Un petit coin de (pa)radis

De nombreux jardins familiaux ou partagés ont émergé à Bordeaux depuis les années 2000 : ils ont en commun de souscrire à la Charte des jardins partagés, éditée par la ville et de s’appuyer sur des associations de quartier très actives.

Des Aubiers à Carle Vernet, la tradition des jardins ouvriers se perpétue à Bordeaux, s’adaptant aux habitants des quartiers et à la politique de « trame verte » de la municipalité. Si le bien manger reste important, les liens sociaux et le vivre ensemble, dans un contexte responsable, deviennent les priorités de ces nouveaux espaces verts. Pour avoir sa binette à demeure, il faut adhérer à l’association du quartier (de quelques euros à une fleur,) y résider et prendre rang !

 

Au nord

Les deux jardins familiaux de Bordeaux sont dans les quartiers denses constitués surtout de grands ensembles. Le tram longe celui des Aubiers où s’étalent 80 parcelles bien clôturées et agrémentées de cabanons improbables. La vocation nourricière est avérée sur ces jardins plus ou moins grands aux portails cadenassés.

À Bacalan, dans le beau parc qui longe la Garonne, le Bocal local gère un jardin de 23 enclos à vocation de potagers d’agrément : on croque ses fèves sous son parasol dans un moment convivial en famille autour d’une jolie table de jardin. La liste d’attente est longue pour prétendre à son petit coin. Tous les jardins évoluent , certains disparaissent, d’autre voient le jour ainsi au pied des grues du chantier de Ginko où des potagers s’organisent en pleine terre ou dans de jolis carrés d’osier agrémentant un espace vert déjà abondant.

 

À Bordeaux-centre, chez les Dames de la foi

L’association 5 de Cœur est la première de Bordeaux qui a créé son jardin : il est né d’un accord entre celle-ci, le COS* Villa Pia et la municipalité. Son but était de donner aux enfants des résidents âgés ou malades d’Alzheimer un endroit de partage et de distraction. Avec le rajeunissement du quartier et l’implantation de la crèche, les 500 mètres carrés du terrain se répartissant en 42 parcelles ont accueilli 14 nouveaux arrivants cette année. Stéphane Domecq en est le responsable, il est fier de montrer son jardin déjà abondant en fèves, petits pois, fraisiers et framboisiers. Il explique la technique mise en œuvre, le lasagnage des sols (quatre couches : cartons, déchets bruns puis verts, puis compost) pour créer un milieu fertile en collaboration avec les amis les vers de terre, la production est assurée sans pesticides ni apports chimiques. Chaque occupant est propriétaire de sa production mais il y toujours des partages de graines, de plants et semis qui assurent le lien entre les exploitants.
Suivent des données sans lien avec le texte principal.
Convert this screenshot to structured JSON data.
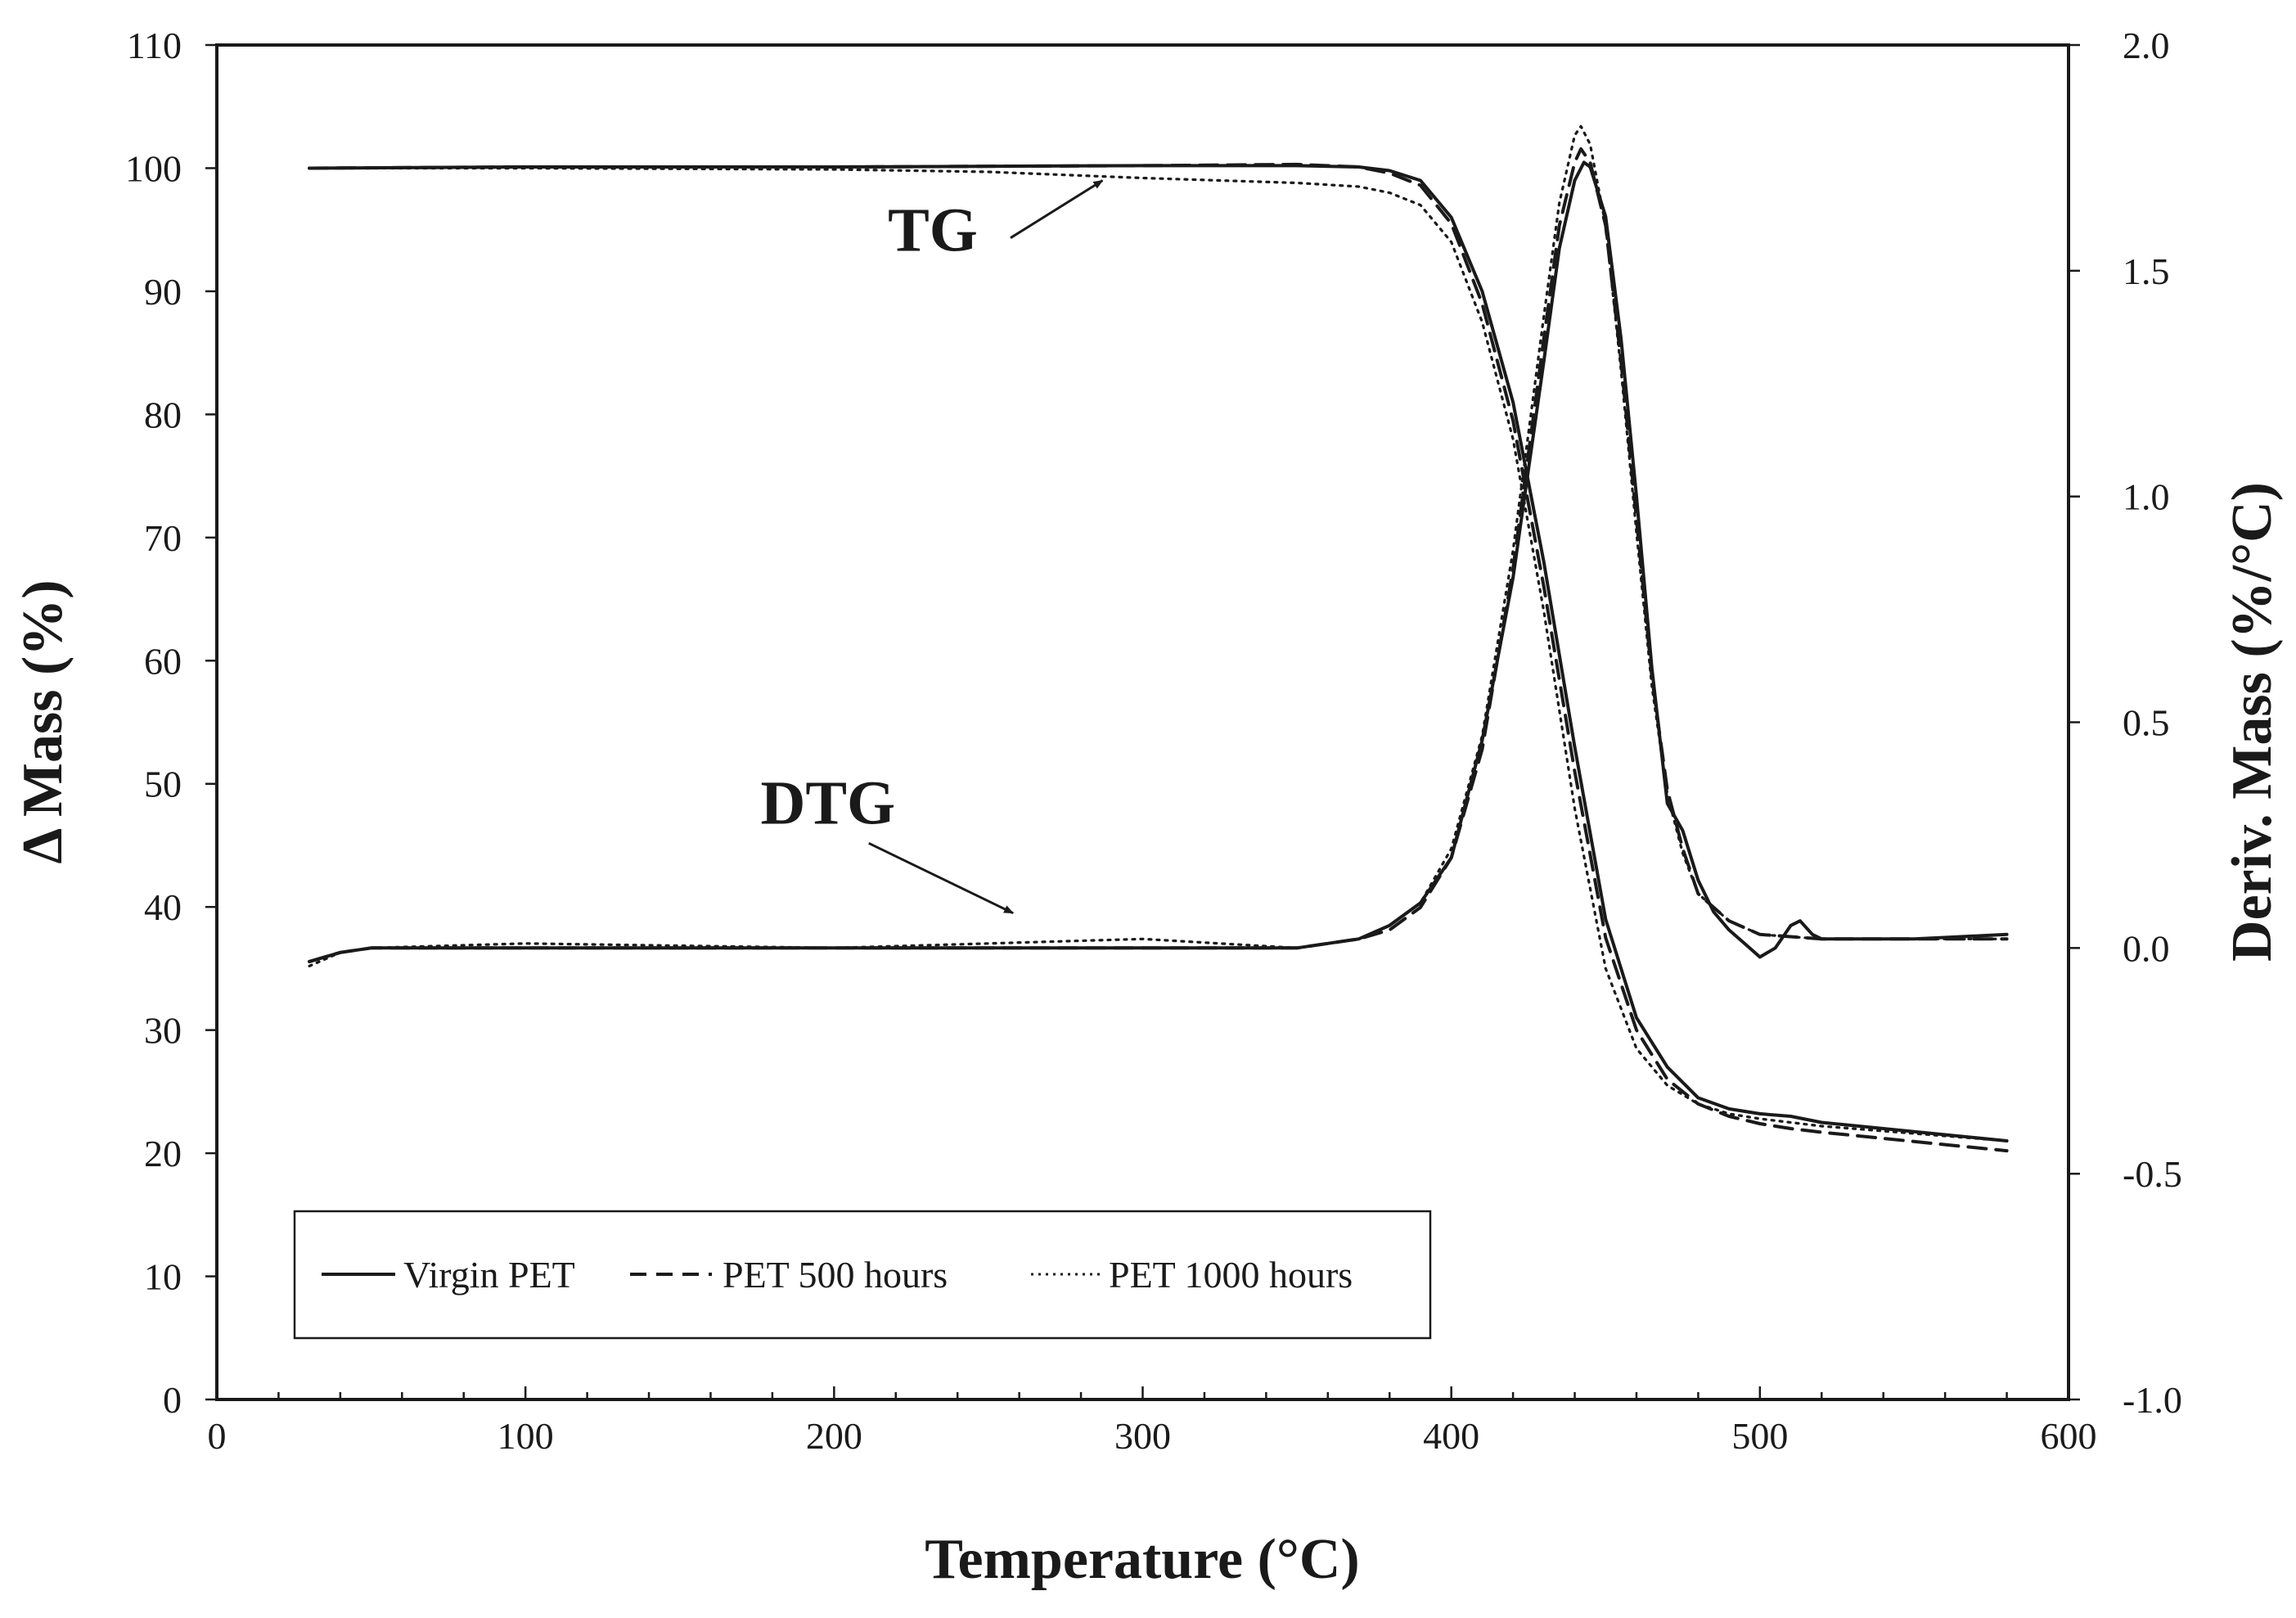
{
  "chart_data": {
    "type": "line",
    "title": "",
    "xlabel": "Temperature (°C)",
    "ylabel": "Δ Mass  (%)",
    "y2label": "Deriv. Mass (%/°C)",
    "xlim": [
      0,
      600
    ],
    "ylim": [
      0,
      110
    ],
    "y2lim": [
      -1.0,
      2.0
    ],
    "x_ticks": [
      "0",
      "100",
      "200",
      "300",
      "400",
      "500",
      "600"
    ],
    "y_ticks": [
      "0",
      "10",
      "20",
      "30",
      "40",
      "50",
      "60",
      "70",
      "80",
      "90",
      "100",
      "110"
    ],
    "y2_ticks": [
      "-1.0",
      "-0.5",
      "0.0",
      "0.5",
      "1.0",
      "1.5",
      "2.0"
    ],
    "grid": false,
    "legend_position": "bottom-left",
    "annotations": [
      {
        "text": "TG",
        "x": 232,
        "y": 95,
        "arrow_to": [
          287,
          99
        ]
      },
      {
        "text": "DTG",
        "x": 198,
        "y": 48.5,
        "arrow_to": [
          258,
          39.5
        ]
      }
    ],
    "series": [
      {
        "name": "Virgin PET",
        "style": "solid",
        "curve": "TG",
        "axis": "left",
        "x": [
          30,
          100,
          200,
          300,
          350,
          370,
          380,
          390,
          400,
          410,
          420,
          430,
          440,
          450,
          460,
          470,
          480,
          490,
          500,
          510,
          520,
          540,
          560,
          580
        ],
        "y": [
          100,
          100.1,
          100.1,
          100.2,
          100.2,
          100.1,
          99.8,
          99,
          96,
          90,
          81,
          68,
          53,
          39,
          31,
          27,
          24.5,
          23.6,
          23.2,
          23,
          22.5,
          22,
          21.5,
          21
        ]
      },
      {
        "name": "PET 500 hours",
        "style": "dashed",
        "curve": "TG",
        "axis": "left",
        "x": [
          30,
          100,
          200,
          300,
          350,
          370,
          380,
          390,
          400,
          410,
          420,
          430,
          440,
          450,
          460,
          470,
          480,
          490,
          500,
          510,
          520,
          540,
          560,
          580
        ],
        "y": [
          100,
          100.1,
          100.1,
          100.2,
          100.3,
          100.1,
          99.6,
          98.6,
          95.5,
          89,
          79.5,
          66,
          51,
          37.5,
          30,
          26,
          24,
          23,
          22.4,
          22,
          21.7,
          21.2,
          20.7,
          20.2
        ]
      },
      {
        "name": "PET 1000 hours",
        "style": "dotted",
        "curve": "TG",
        "axis": "left",
        "x": [
          30,
          100,
          200,
          250,
          300,
          350,
          370,
          380,
          390,
          400,
          410,
          420,
          430,
          440,
          450,
          460,
          470,
          480,
          490,
          500,
          510,
          520,
          540,
          560,
          580
        ],
        "y": [
          100,
          100,
          99.9,
          99.7,
          99.2,
          98.8,
          98.5,
          98,
          97,
          94,
          87.5,
          78,
          64,
          48,
          35,
          28.5,
          25.5,
          24,
          23.2,
          22.8,
          22.5,
          22.2,
          21.8,
          21.4,
          21
        ]
      },
      {
        "name": "Virgin PET",
        "style": "solid",
        "curve": "DTG",
        "axis": "right",
        "x": [
          30,
          40,
          50,
          100,
          200,
          300,
          350,
          370,
          380,
          390,
          400,
          405,
          410,
          420,
          430,
          435,
          440,
          443,
          445,
          450,
          455,
          460,
          465,
          470,
          475,
          480,
          485,
          490,
          495,
          500,
          505,
          510,
          513,
          517,
          520,
          530,
          550,
          580
        ],
        "y": [
          -0.03,
          -0.01,
          0.0,
          0.0,
          0.0,
          0.0,
          0.0,
          0.02,
          0.05,
          0.1,
          0.2,
          0.33,
          0.46,
          0.82,
          1.3,
          1.55,
          1.7,
          1.74,
          1.73,
          1.62,
          1.35,
          1.0,
          0.62,
          0.32,
          0.26,
          0.15,
          0.08,
          0.04,
          0.01,
          -0.02,
          0.0,
          0.05,
          0.06,
          0.03,
          0.02,
          0.02,
          0.02,
          0.03
        ]
      },
      {
        "name": "PET 500 hours",
        "style": "dashed",
        "curve": "DTG",
        "axis": "right",
        "x": [
          30,
          40,
          50,
          100,
          200,
          300,
          350,
          370,
          380,
          390,
          400,
          410,
          420,
          430,
          435,
          440,
          442,
          445,
          450,
          455,
          460,
          465,
          470,
          475,
          480,
          490,
          500,
          520,
          550,
          580
        ],
        "y": [
          -0.03,
          -0.01,
          0.0,
          0.0,
          0.0,
          0.0,
          0.0,
          0.02,
          0.04,
          0.09,
          0.2,
          0.44,
          0.84,
          1.35,
          1.6,
          1.74,
          1.77,
          1.74,
          1.6,
          1.3,
          0.95,
          0.6,
          0.35,
          0.22,
          0.12,
          0.06,
          0.03,
          0.02,
          0.02,
          0.02
        ]
      },
      {
        "name": "PET 1000 hours",
        "style": "dotted",
        "curve": "DTG",
        "axis": "right",
        "x": [
          30,
          40,
          50,
          100,
          200,
          300,
          350,
          370,
          380,
          390,
          400,
          410,
          420,
          430,
          435,
          440,
          442,
          445,
          450,
          455,
          460,
          465,
          470,
          475,
          480,
          490,
          500,
          520,
          550,
          580
        ],
        "y": [
          -0.04,
          -0.01,
          0.0,
          0.01,
          0.0,
          0.02,
          0.0,
          0.02,
          0.05,
          0.1,
          0.22,
          0.47,
          0.88,
          1.4,
          1.65,
          1.8,
          1.82,
          1.78,
          1.6,
          1.28,
          0.92,
          0.58,
          0.34,
          0.21,
          0.12,
          0.06,
          0.03,
          0.02,
          0.02,
          0.02
        ]
      }
    ]
  }
}
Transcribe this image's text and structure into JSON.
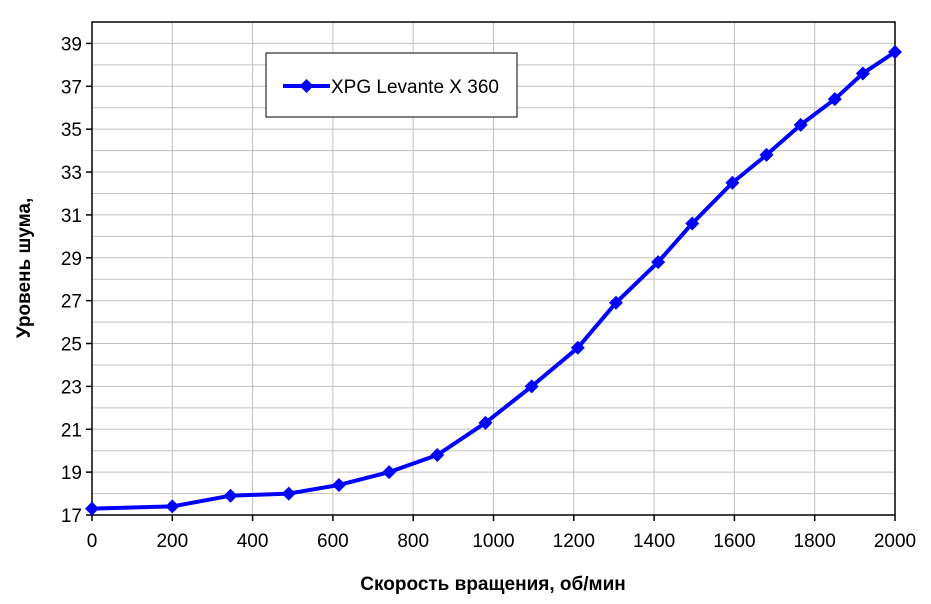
{
  "chart_data": {
    "type": "line",
    "title": "",
    "xlabel": "Скорость вращения, об/мин",
    "ylabel": "Уровень шума,",
    "xlim": [
      0,
      2000
    ],
    "ylim": [
      17,
      40
    ],
    "xticks": [
      0,
      200,
      400,
      600,
      800,
      1000,
      1200,
      1400,
      1600,
      1800,
      2000
    ],
    "yticks": [
      17,
      19,
      21,
      23,
      25,
      27,
      29,
      31,
      33,
      35,
      37,
      39
    ],
    "xgrid_step": 200,
    "ygrid_step": 1,
    "grid": true,
    "legend_position": "top-left",
    "series": [
      {
        "name": "XPG Levante X 360",
        "color": "#0000ff",
        "marker": "diamond",
        "x": [
          0,
          200,
          345,
          490,
          615,
          740,
          860,
          980,
          1095,
          1210,
          1305,
          1410,
          1495,
          1595,
          1680,
          1765,
          1850,
          1920,
          2000
        ],
        "y": [
          17.3,
          17.4,
          17.9,
          18.0,
          18.4,
          19.0,
          19.8,
          21.3,
          23.0,
          24.8,
          26.9,
          28.8,
          30.6,
          32.5,
          33.8,
          35.2,
          36.4,
          37.6,
          38.6
        ]
      }
    ]
  }
}
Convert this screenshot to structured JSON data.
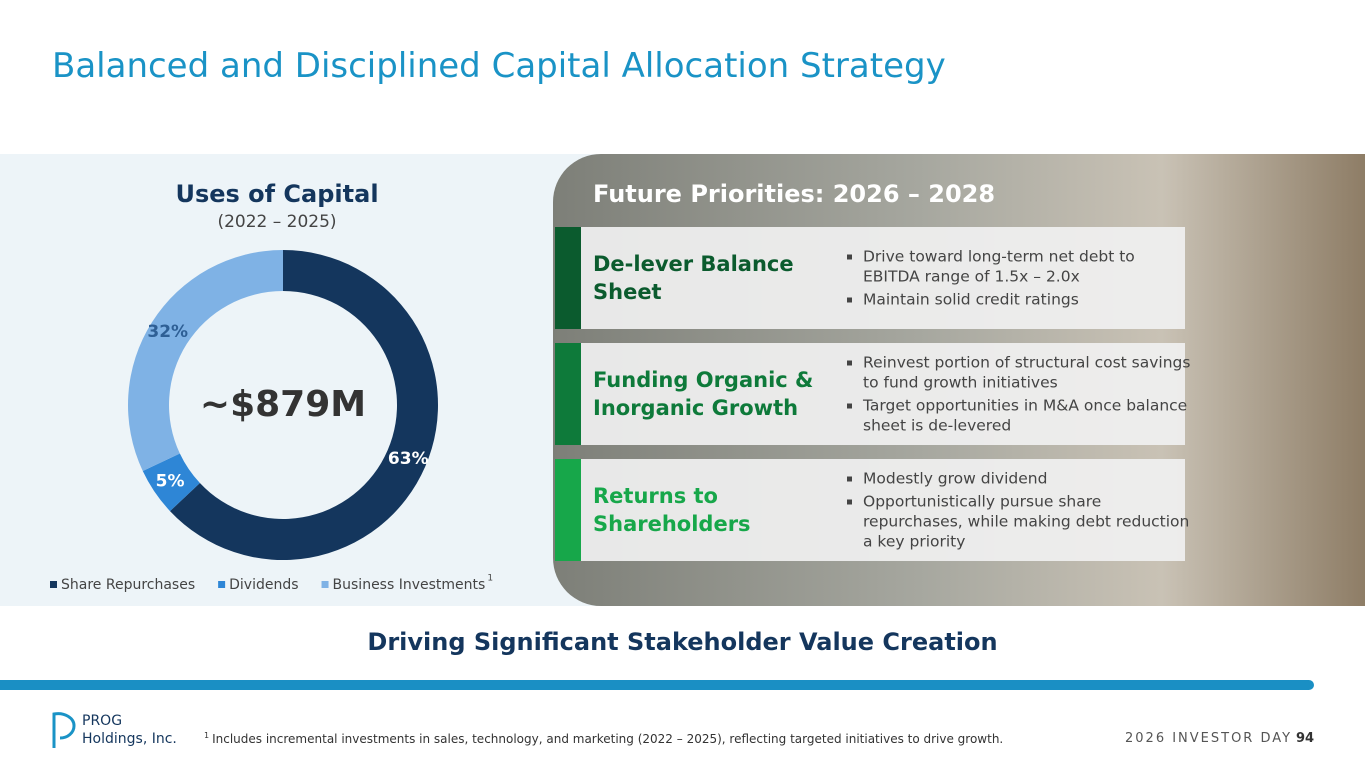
{
  "title": "Balanced and Disciplined Capital Allocation Strategy",
  "chart_data": {
    "type": "pie",
    "title": "Uses of Capital",
    "subtitle": "(2022 – 2025)",
    "center_label": "~$879M",
    "categories": [
      "Share Repurchases",
      "Dividends",
      "Business Investments"
    ],
    "values": [
      63,
      5,
      32
    ],
    "value_labels": [
      "63%",
      "5%",
      "32%"
    ],
    "colors": [
      "#14365d",
      "#2e86d6",
      "#7fb2e5"
    ],
    "legend_note": "1"
  },
  "priorities": {
    "title": "Future Priorities: 2026 – 2028",
    "items": [
      {
        "heading": "De-lever Balance Sheet",
        "color": "#0b5b2e",
        "bullets": [
          "Drive toward long-term net debt to EBITDA range of 1.5x – 2.0x",
          "Maintain solid credit ratings"
        ]
      },
      {
        "heading": "Funding Organic & Inorganic Growth",
        "color": "#0e7a3a",
        "bullets": [
          "Reinvest portion of structural cost savings to fund growth initiatives",
          "Target opportunities in M&A once balance sheet is de-levered"
        ]
      },
      {
        "heading": "Returns to Shareholders",
        "color": "#17a74a",
        "bullets": [
          "Modestly grow dividend",
          "Opportunistically pursue share repurchases, while making debt reduction a key priority"
        ]
      }
    ]
  },
  "tagline": "Driving Significant Stakeholder Value Creation",
  "footer": {
    "logo_line1": "PROG",
    "logo_line2": "Holdings, Inc.",
    "footnote_marker": "1",
    "footnote": "Includes incremental investments in sales, technology, and marketing (2022 – 2025), reflecting targeted initiatives to drive growth.",
    "event": "2026 INVESTOR DAY",
    "page": "94"
  }
}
L’unité Alzheimer et la crèche ont leurs parcelles dédiées et le mélange des générations a une vocation thérapeutique !

Ce jardin est inséré dans le magnifique parc de 8000 m2 des Dames de la Foi : Datant du XIXe siècle, de tradition anglaise, il a été racheté en 2001 par la Mairie qui l’a aménagé remarquablement, amenant une vraie bouffée d’oxygène au quartier Saint-Genès un des plus bourgeois et fréquenté de Bordeaux.

Côté sud

Françoise Carmona est présidente de l’association Génération Tauzin qui a créé le jardin de Bacchus. Il couvre une surface de 500 m2 où 50 parcelles sont actuellement exploitées. Les productions ne sont pas mises en commun, chaque jardinier cultive et récolte son bien mais le troc est très fréquent. Deux ateliers d’échange de graines et plants en mars et mai permettent la relation entre tous. Ce jardin se situe derrière le stade Chaban à l’intérieur de celui de la Béchade, charmant triangle de verdure, bienvenu à côté de la géométrie du Tripode. Il dispose aussi d’un vignoble, Les vignes de Tauzin, très en forme malgré le trafic intense du carrefour.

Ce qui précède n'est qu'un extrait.